Long live the King: Harley Race remembers 1986, anticipates 2006

Since 1985, the King of the Ring tournament has been a crucial opportunity for Superstars to steal the spotlight and elevate their career to a higher level. Past winners include Bret Hart, Stone Cold, Triple H and Kurt Angle, and each used the King of the Ring as a springboard to superstardom. In the early years, the event was non-televised, but it grew into a pay-per-view phenomenon. Now, King of the Ring is back as a major component of Friday Night SmackDown.

In 1986, Harley Race battled through the brackets to be coronated the "King of the Ring." To take the crown, he defeated the likes of George "The Animal" Steele, Billy Jack Haynes and Pedro Morales. Twenty years later, he's still remembered as "The King" Harley Race. Now that SmackDown has brought back the King of the Ring tournament and will crown a new "king," WWE.com caught up with Race to put the tournament into the proper context:
WWE.com: When people think about the image of "the king" in sports-entertainment, they think, "The King" Harley Race. What do you remember about your coronation in the King of the Ring tournament in 1986 in Foxboro, Mass.?

Harley Race: In the tournament itself, I had to advance four times. Getting by Morales at the end was something special. He had been World Wrestling Federation Champion. He was the guy who I really wanted to face to make the King of the Ring mean something. I think overall, it did real well.

WWE.com: What was it about facing Pedro Morales that was so important to the success of the King of the Ring?

Race: I had just come out of the NWA. I was the NWA World Champion at the same time that Pedro Morales was WWE Champion. This match was kind of like, "the two finally meet." It was important to me and to the fans. The concept of the tournament was great, and battling Morales in the finals is what made it super.

WWE.com: What do you think about the way King of the Ring has developed into what it is today?

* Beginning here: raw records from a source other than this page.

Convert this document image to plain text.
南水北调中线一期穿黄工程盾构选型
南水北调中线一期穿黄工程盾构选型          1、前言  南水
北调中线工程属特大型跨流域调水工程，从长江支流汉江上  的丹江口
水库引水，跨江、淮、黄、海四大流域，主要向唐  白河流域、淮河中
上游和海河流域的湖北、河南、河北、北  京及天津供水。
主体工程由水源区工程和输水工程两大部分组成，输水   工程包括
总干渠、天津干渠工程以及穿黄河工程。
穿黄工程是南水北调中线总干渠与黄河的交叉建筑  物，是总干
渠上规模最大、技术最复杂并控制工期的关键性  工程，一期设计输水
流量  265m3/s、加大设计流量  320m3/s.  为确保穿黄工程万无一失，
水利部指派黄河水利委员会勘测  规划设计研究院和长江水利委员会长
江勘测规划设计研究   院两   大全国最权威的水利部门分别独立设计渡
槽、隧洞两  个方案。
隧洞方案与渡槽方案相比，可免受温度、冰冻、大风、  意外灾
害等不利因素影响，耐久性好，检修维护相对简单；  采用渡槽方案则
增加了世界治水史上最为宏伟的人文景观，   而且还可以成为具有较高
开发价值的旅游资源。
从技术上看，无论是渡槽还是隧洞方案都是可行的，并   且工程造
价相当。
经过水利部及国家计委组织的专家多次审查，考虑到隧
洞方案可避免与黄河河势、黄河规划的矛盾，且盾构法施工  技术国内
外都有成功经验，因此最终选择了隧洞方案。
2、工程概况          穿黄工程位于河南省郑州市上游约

Race: It's a way to feature some really important matches, where becoming king could take their career to another level. And with so many big names in there, that just makes it much more exciting.

WWE.com: Are there any hard feelings about your King of the Ring win not being televised?

Race: Well, it was just the way it was at that point in time. I was on TV as "The King" a lot of times. The world changes, and if you don't go with the change, you're left behind. I'm happy to see this change. I think having the King of the Ring on television can only help with the importance of matches and help wrestling.

WWE.com: What was it like being King?

Race: Well, when I was coming in (to WWE) I still had some real good years left in me. And I didn't want to be just "another guy." And being world champion eight different times around and then being coronated as king, I mean, how much better does it get?

I remember walking out there with that crown and cape on and Bobby Heenan with me. It was just a great feeling. I got the same reaction out of that that I got out of walking out there with the NWA title. It was a huge reaction — one that was very, very good for that point in time. And bringing back the King of the Ring now puts a lot more meaning into the (SmackDown matches) because they've got to fight through the bracket. It makes those matches a lot more important to the fans.

WWE.com: At the end of this tournament on SmackDown there's going to be a new Superstar wearing the crown. Would you recognize the winner of this tournament as king, or is there only one "King" Harley Race?

Race: Well, there was only one King in wrestling for decades — that was me. But I'm not in the ring, now. So, if it's put together where the guys have to wrestle through the brackets, then the guy who wins it should be called king.